Çoğunun bıyığı terlememiş henüz 9-10 -15 yaşlarında yürekleri kocaman , gözü pek yiğitlerimiz var.
Ben yaşadım yaşayacağım kadar, artık ülkem için ölmem gerek. Gavura bir taş da ben atayım diye cepheden cepheye koşan 70’lik dedelerimiz, ninelerimiz var.
‘Ülkem olmazsa namusum olmaz. Sen namusu olmayan bir ülkede yaşama’ diyerek kış kıyamette çocuğunun üzerindeki battaniyeyi alıp mermiye saran yiğit analarımız var.
Böylesi muhteşem bir kitleyi örgütleyip düşman askerine ‘Geldikleri gibi gidecekler’ diyen bir de liderimiz var.
Canlar, oturduğu yerden ahkam kesenler.
Geçmişine küfredenler, nankörlükte sınır tanımayanlar bilmez.
Her alanda üzülmüş, yara almış, yoklukla mücadele eden bir halkı ayağa kaldırmak neredeyse imkânsızdır.
Bir empati yapalım…
Evde 5 erkek kardeşsiniz. 4’ü 1. Dünya Savaşı’nda şehit olmuş.
Elde avuçta ne varsa devletinize savaşlarda bağışlamışsınız.
Ülkenin her hanesinde aynı manzara.

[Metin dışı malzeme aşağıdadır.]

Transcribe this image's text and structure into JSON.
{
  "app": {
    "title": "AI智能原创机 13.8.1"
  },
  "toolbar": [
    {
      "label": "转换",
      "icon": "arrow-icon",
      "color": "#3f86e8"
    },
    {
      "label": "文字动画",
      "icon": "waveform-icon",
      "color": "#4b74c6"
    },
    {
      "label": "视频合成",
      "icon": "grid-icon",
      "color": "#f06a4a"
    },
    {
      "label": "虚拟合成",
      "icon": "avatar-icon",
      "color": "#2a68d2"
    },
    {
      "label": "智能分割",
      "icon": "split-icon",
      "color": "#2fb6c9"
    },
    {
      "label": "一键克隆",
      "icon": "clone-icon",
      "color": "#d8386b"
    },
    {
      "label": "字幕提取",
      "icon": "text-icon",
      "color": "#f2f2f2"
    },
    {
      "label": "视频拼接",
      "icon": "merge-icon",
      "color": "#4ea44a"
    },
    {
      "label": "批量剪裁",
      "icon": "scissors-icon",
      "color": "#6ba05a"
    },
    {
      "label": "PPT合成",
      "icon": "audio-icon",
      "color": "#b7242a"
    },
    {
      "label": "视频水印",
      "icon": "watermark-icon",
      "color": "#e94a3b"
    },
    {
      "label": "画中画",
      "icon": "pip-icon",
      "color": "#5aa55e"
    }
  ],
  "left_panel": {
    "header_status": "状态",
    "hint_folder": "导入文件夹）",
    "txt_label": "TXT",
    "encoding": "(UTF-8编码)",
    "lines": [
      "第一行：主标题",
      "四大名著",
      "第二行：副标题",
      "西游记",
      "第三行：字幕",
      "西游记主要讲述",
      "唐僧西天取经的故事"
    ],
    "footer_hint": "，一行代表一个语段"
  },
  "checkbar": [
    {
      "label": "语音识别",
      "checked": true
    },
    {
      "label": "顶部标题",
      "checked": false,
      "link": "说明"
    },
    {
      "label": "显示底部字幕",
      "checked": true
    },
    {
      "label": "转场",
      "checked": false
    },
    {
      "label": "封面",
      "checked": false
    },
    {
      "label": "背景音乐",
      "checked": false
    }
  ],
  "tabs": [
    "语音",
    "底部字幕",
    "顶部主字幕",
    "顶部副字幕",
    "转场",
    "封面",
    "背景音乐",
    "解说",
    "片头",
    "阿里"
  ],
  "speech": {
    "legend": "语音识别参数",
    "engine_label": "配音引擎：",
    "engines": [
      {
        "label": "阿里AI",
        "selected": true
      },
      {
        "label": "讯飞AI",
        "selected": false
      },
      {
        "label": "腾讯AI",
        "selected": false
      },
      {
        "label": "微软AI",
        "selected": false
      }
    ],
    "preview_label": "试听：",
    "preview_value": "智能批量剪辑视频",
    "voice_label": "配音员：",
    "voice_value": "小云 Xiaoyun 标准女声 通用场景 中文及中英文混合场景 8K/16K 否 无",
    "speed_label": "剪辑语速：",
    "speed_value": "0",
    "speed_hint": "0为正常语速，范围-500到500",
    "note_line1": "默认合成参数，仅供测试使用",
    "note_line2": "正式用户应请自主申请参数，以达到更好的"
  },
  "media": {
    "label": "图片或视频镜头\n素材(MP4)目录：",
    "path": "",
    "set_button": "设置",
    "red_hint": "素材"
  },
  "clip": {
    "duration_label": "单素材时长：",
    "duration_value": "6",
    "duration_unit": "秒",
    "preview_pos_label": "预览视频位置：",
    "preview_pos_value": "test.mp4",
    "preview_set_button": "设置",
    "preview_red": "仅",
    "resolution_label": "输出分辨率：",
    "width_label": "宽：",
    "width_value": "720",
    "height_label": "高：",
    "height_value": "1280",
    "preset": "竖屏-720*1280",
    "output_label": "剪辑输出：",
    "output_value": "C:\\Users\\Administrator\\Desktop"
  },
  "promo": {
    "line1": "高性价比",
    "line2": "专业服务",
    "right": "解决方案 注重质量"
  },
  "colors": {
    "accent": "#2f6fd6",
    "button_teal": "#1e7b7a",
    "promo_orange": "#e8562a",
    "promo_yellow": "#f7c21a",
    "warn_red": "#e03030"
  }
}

Halkta geleceğe dair bir umut beklenti kalmamış…
Tam da dibe vurmak deyiminin gerçeğini yaşarken.
Bir adam, yanında bir avuç insanla karşınıza çıkmış ‘Hadi ülkeyi kurtaracağız’ diyor.
Günümüzde bile, ülke zor durumda dolarınızı bozdurun çağrısına bile cılız yanıt veren bir haldeyken
Tepkiniz ne olurdu? Bir düşünün lütfen…
Ve kişileri olayları o günün şatlarına göre yorumlayalım lütfen.
Sözlerimi Lloyd George’un Tarihe not düşülen bu güzel sözü ile bitirmek isterim.
“İnsanlık tarihi birkaç yüzyılda bir dahi yetiştirebiliyor. Şu talihsizliğimize bakınız ki Küçük Asya’da çıktı. Hem de bize karşı... Elden ne gelebilirdi?”
Kalın sağlıcakla…
Hepinizin Kirpiklerinden Öperim.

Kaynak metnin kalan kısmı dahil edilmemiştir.